Abstract
Herpes zoster is caused by the reactivation of latent varicella-zoster virus (VZV) in the sensory ganglia. When VZV is reactivated, the dermatomal rash and severe dysesthesia (e.g. allodynia) are developed. Furthermore, some patients complain postherpetic neuralgia (PHN) which is induced after healing the rash. However, the existing analgesics are difficult to control these neuropathic pain. Therefore, new analgesics are need to be developed. Methylcobalamin (MeCbl) is an analog of vitamin B12 and used for several neuropathic pain. In this study, we examined whether MeCbl could attenuate herpes zoster-associated pain in mice.
In this study, we used female C57BL/6j mice. Herpes simplex virus-1 (HSV-1), which is a member of the Herpesviridae family as same as VZV, was inoculated topically on the scarified skin of right femoral region. Dynamic mechanical allodynia was evaluated using the paint brush. MeCbl was administered subcutaneously once daily from day 5 after HSV-1 infection. Distribution of peripheral sensory nerve fibers in the skin of footpad, activation of microglia and production of pro-inflammatory cytokines mRNA in spinal cord were analyzed by using immunohistochemical staining or real-time polymerase chain reaction.

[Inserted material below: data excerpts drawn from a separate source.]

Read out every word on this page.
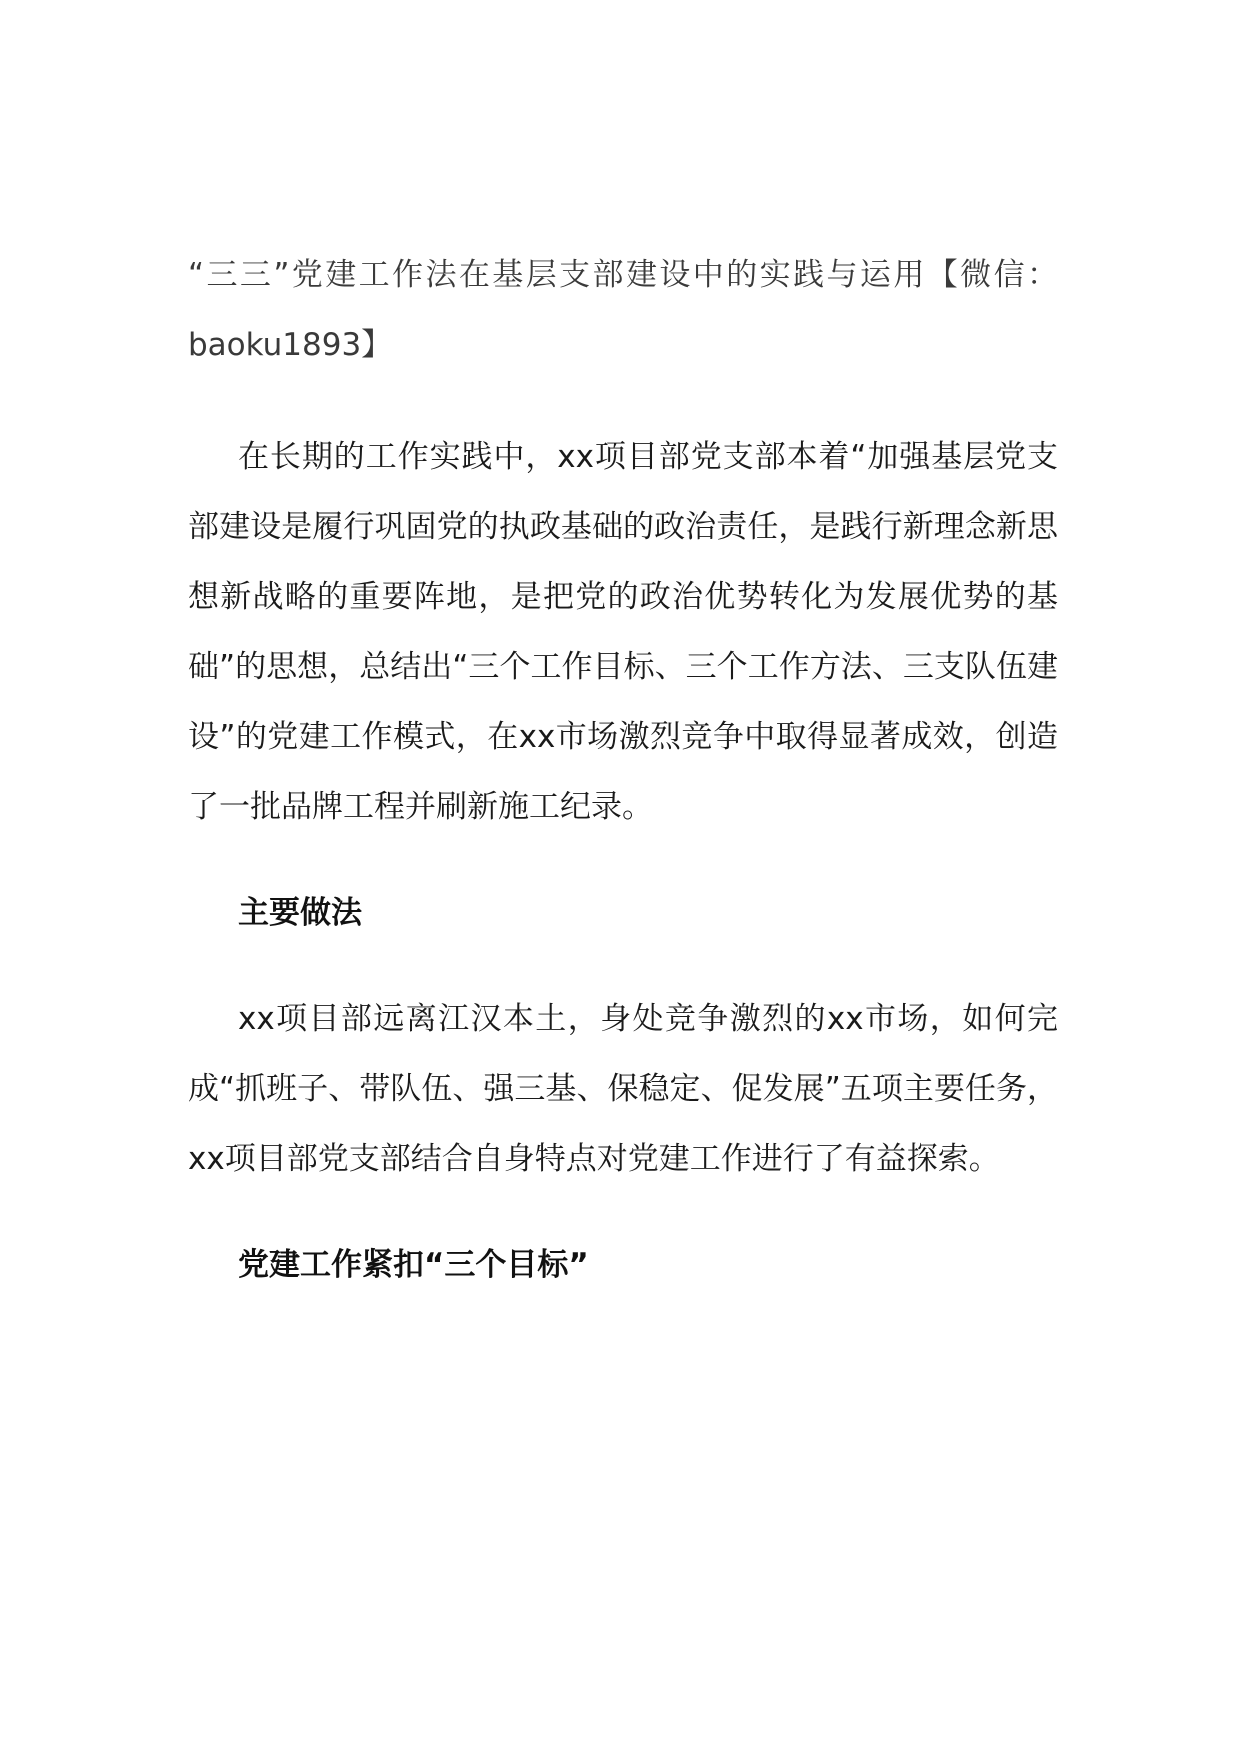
“三三”党建工作法在基层支部建设中的实践与运用【微信：baoku1893】

在长期的工作实践中，xx项目部党支部本着“加强基层党支部建设是履行巩固党的执政基础的政治责任，是践行新理念新思想新战略的重要阵地，是把党的政治优势转化为发展优势的基础”的思想，总结出“三个工作目标、三个工作方法、三支队伍建设”的党建工作模式，在xx市场激烈竞争中取得显著成效，创造了一批品牌工程并刷新施工纪录。

主要做法

xx项目部远离江汉本土，身处竞争激烈的xx市场，如何完成“抓班子、带队伍、强三基、保稳定、促发展”五项主要任务，xx项目部党支部结合自身特点对党建工作进行了有益探索。

党建工作紧扣“三个目标”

Herpes zoster-like skin lesion developed from day 5 post-inoculation, peaked on day 7, and was completely healed by day 20. Dynamic mechanical allodynia was gradually increased from day 3 post-inoculation, peaked on day 7, and the allodynia was continuously observed after rash healing (PHN). Repetitive administration of MeCbl from day 5 post-inoculation inhibited HSV-1-induced mechanical allodynia and C-fiber reduction in the skin of footpad. In spinal cord, HSV-1 infection increased and activated microglia in spinal cord. In addition, the expression of pro-inflammatory cytokines mRNA in spinal cord was also increased by the HSV-1 infection. Repetitive administration of MeCbl inhibited these increases.
In conclusion, these results suggest that MeCbl is effective for inhibiting not only HSV-1-induced allodynia but also the transition to PHN. In addition to the protection of sensory neurons, the inhibition of both activation of microglia and expression of pro-inflammatory cytokines may be involved in anti-allodynic mechanisms of MeCbl.